For a recent lunch, I tried a classic combo: the spicy version of aji de gallina with a side of plantanitos and iced tea. The aji is a dish of shredded pieces of chicken breast in a creamy yellow pepper sauce mix with peanuts. It’s served with rice, slices of boiled potato, eggs, Peruvian olives and a leaf of lettuce. If anything, the dish was slightly under-spiced, but then I’m a taste fiend. Plantanitos are essentially plantain (a member of the banana family which is slightly more fibrous and definitely sweeter) slices that are roasted or fried á la hash rounds.

You’ll be hard pressed not find something interesting and new on the menu, from the pescado ceviche de macho (a hot and spicy take on the classic preparation) to seco de carne (a traditional Peruvian beef stew simmered in a coriander based sauce) to lomito saltado (sautéed marinated beef strips, red onions and tomatoes over fries and an extremely popular classic in Peru itself).

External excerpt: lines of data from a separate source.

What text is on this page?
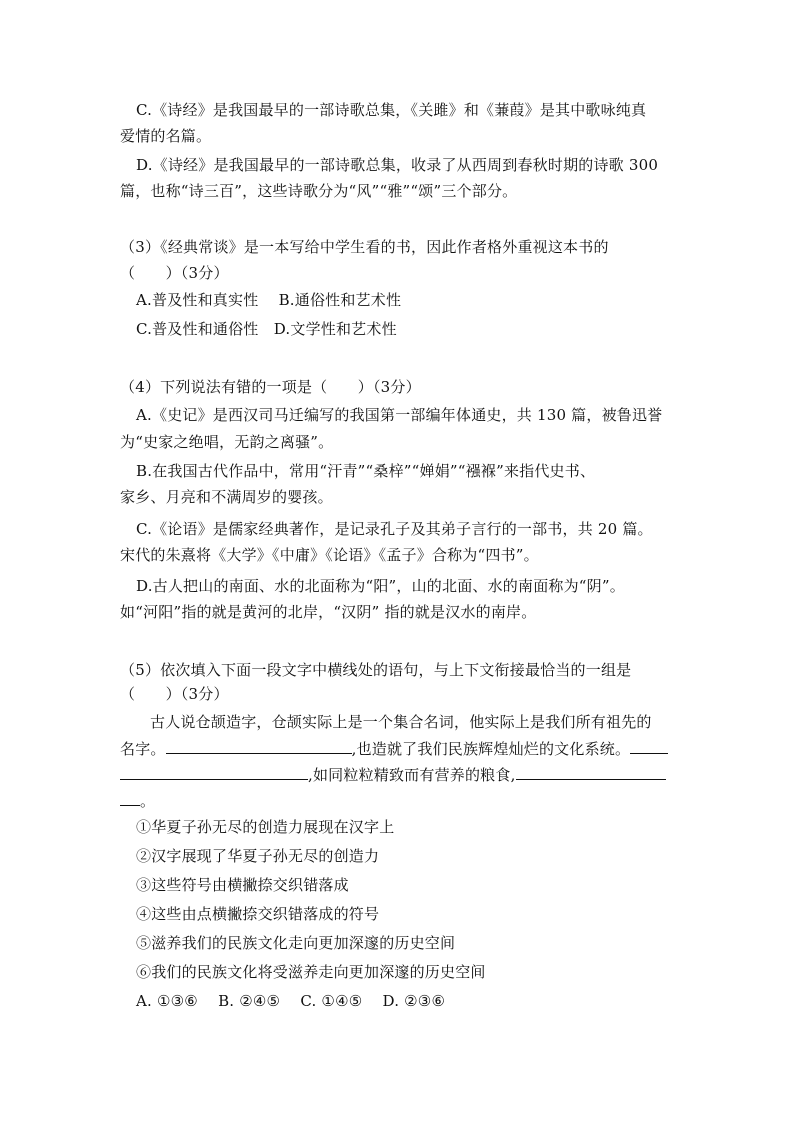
C.《诗经》是我国最早的一部诗歌总集，《关雎》和《蒹葭》是其中歌咏纯真
爱情的名篇。
D.《诗经》是我国最早的一部诗歌总集，收录了从西周到春秋时期的诗歌 300
篇，也称“诗三百”，这些诗歌分为“风”“雅”“颂”三个部分。
（3）《经典常谈》是一本写给中学生看的书，因此作者格外重视这本书的
（　　）（3分）
A.普及性和真实性　 B.通俗性和艺术性
C.普及性和通俗性　D.文学性和艺术性
（4）下列说法有错的一项是（　　）（3分）
A.《史记》是西汉司马迁编写的我国第一部编年体通史，共 130 篇，被鲁迅誉
为“史家之绝唱，无韵之离骚”。
B.在我国古代作品中，常用“汗青”“桑梓”“婵娟”“襁褓”来指代史书、
家乡、月亮和不满周岁的婴孩。
C.《论语》是儒家经典著作，是记录孔子及其弟子言行的一部书，共 20 篇。
宋代的朱熹将《大学》《中庸》《论语》《孟子》合称为“四书”。
D.古人把山的南面、水的北面称为“阳”，山的北面、水的南面称为“阴”。
如“河阳”指的就是黄河的北岸，“汉阴” 指的就是汉水的南岸。
（5）依次填入下面一段文字中横线处的语句，与上下文衔接最恰当的一组是
（　　）（3分）
古人说仓颉造字，仓颉实际上是一个集合名词，他实际上是我们所有祖先的
名字。	,也造就了我们民族辉煌灿烂的文化系统。
,如同粒粒精致而有营养的粮食,
。
①华夏子孙无尽的创造力展现在汉字上
②汉字展现了华夏子孙无尽的创造力
③这些符号由横撇捺交织错落成
④这些由点横撇捺交织错落成的符号
⑤滋养我们的民族文化走向更加深邃的历史空间
⑥我们的民族文化将受滋养走向更加深邃的历史空间
A. ①③⑥　 B. ②④⑤　 C. ①④⑤　 D. ②③⑥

As suggested earlier, don’t be scared off by words like “spicy” or “hot.” The cuisine simply doesn’t do the overpowering stuff a la India and, say, vindaloo.

The service, while excellent in attention to detail, can be a bit slow and/or frantic, as occasionally every table in the joint is served by a single waiter. Someday you must visit the wonders of Peru: Cuzco, Macchu Pichu and the Sacred City of Caral, but for now a quick bite at Gordo’s will have to suffice. As Andres Cantor would definitely say, Gordo’s scores a “GOOOOOOOOOOOOOAL!”